A large installation might be able to justify the addition of a heat pump. Then you could keep the cells at a lower temperature while still being able to scavenge the heat.
Here's the catch. Locations and times that are good for solar energy typically don't need heat in that place and time. When there's a ~kilowatt per square meter falling from the sky, then air conditioning is what's often required. There are exceptions of course, but the economics often become foolish.
More generally, the problem with overly-complicated, overly-expensive renewable energy systems is that the payback period often stretches out to multiple infinities. This is not only bad economics, it's also a sign that it's a waste of resources. Considering that the manufacturing sector is one of the largest sources of CO2, realize that the capital cost of the installation is roughly proportional to the environmental impact of the project. If you're trying to save money, while saving the planet, spending huge gobs of money at the outset is a bad first step.
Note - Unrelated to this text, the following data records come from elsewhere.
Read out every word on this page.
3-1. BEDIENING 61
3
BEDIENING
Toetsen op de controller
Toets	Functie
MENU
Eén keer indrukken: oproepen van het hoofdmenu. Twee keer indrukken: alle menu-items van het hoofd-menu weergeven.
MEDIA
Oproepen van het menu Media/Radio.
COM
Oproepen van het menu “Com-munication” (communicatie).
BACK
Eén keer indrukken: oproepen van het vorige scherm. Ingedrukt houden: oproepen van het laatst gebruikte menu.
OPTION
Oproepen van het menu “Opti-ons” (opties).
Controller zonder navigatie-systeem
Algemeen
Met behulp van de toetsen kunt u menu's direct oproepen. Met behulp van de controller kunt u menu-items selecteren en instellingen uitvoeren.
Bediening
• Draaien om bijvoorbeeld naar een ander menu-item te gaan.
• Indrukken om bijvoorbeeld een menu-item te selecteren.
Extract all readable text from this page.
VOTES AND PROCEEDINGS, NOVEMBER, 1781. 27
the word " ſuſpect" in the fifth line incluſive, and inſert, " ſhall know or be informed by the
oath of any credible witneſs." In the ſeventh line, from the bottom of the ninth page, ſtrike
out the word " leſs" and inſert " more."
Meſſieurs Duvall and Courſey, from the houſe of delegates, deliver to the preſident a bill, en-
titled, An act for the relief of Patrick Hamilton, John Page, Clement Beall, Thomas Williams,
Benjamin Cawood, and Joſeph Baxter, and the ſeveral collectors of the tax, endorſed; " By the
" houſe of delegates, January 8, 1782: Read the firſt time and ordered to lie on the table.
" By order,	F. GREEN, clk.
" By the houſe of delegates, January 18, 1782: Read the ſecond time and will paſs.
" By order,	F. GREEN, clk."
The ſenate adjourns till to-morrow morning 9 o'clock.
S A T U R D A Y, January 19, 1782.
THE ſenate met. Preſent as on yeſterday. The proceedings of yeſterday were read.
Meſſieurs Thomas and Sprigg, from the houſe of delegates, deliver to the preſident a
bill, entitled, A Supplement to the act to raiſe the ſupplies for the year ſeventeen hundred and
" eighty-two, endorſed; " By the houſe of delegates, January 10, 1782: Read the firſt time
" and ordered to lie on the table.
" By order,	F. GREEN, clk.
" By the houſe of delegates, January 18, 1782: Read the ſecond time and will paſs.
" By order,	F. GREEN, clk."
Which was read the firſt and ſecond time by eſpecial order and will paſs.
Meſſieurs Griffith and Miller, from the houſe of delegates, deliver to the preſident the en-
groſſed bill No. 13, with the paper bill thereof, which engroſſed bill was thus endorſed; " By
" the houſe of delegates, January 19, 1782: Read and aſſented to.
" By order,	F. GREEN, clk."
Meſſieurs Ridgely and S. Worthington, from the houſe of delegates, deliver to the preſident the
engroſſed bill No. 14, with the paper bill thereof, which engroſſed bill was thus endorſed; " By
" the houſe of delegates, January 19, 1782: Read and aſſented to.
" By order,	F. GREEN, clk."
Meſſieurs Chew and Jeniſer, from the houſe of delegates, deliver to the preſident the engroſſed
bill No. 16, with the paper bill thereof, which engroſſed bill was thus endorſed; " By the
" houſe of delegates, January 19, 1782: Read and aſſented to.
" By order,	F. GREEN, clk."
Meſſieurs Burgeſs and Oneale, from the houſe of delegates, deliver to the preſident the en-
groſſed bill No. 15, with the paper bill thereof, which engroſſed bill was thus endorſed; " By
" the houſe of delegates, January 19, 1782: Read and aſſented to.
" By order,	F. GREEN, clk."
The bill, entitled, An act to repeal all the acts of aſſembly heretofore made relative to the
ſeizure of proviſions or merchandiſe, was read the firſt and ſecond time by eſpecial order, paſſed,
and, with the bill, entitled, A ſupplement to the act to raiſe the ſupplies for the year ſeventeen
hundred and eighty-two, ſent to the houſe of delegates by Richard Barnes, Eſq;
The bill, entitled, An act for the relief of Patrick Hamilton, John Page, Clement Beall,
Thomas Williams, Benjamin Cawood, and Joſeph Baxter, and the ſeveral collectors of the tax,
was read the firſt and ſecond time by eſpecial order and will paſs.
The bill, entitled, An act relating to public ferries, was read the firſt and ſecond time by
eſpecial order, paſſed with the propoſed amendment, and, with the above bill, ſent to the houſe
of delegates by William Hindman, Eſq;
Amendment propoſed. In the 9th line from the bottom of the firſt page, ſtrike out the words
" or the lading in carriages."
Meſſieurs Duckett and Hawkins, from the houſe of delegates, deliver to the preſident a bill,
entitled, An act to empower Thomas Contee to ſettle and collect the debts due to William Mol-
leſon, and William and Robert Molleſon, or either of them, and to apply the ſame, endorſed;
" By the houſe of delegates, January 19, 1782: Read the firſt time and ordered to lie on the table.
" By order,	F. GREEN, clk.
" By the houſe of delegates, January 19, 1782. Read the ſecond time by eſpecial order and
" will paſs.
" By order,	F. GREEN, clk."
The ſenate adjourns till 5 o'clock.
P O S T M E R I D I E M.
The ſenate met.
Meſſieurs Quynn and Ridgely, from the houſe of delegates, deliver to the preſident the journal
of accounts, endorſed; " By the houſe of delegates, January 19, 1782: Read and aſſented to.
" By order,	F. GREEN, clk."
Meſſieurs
Calculating the approximate energy captured by water cooling is trivial. You look up the data for the local solar incident (something one needs for any solar project), subtract the energy taken away as electricity (~20%?), guesstimate how much of what remains escapes through other loss mechanisms (assume half, plus or minus half, to start), and then use the well-known thermal mass of water to calculate the approximate temperature rise.
Another approach would be to find data for a comparable sized water heater solar panel. The missing ~20% of the energy for the electrical output is within the error bounds anyway.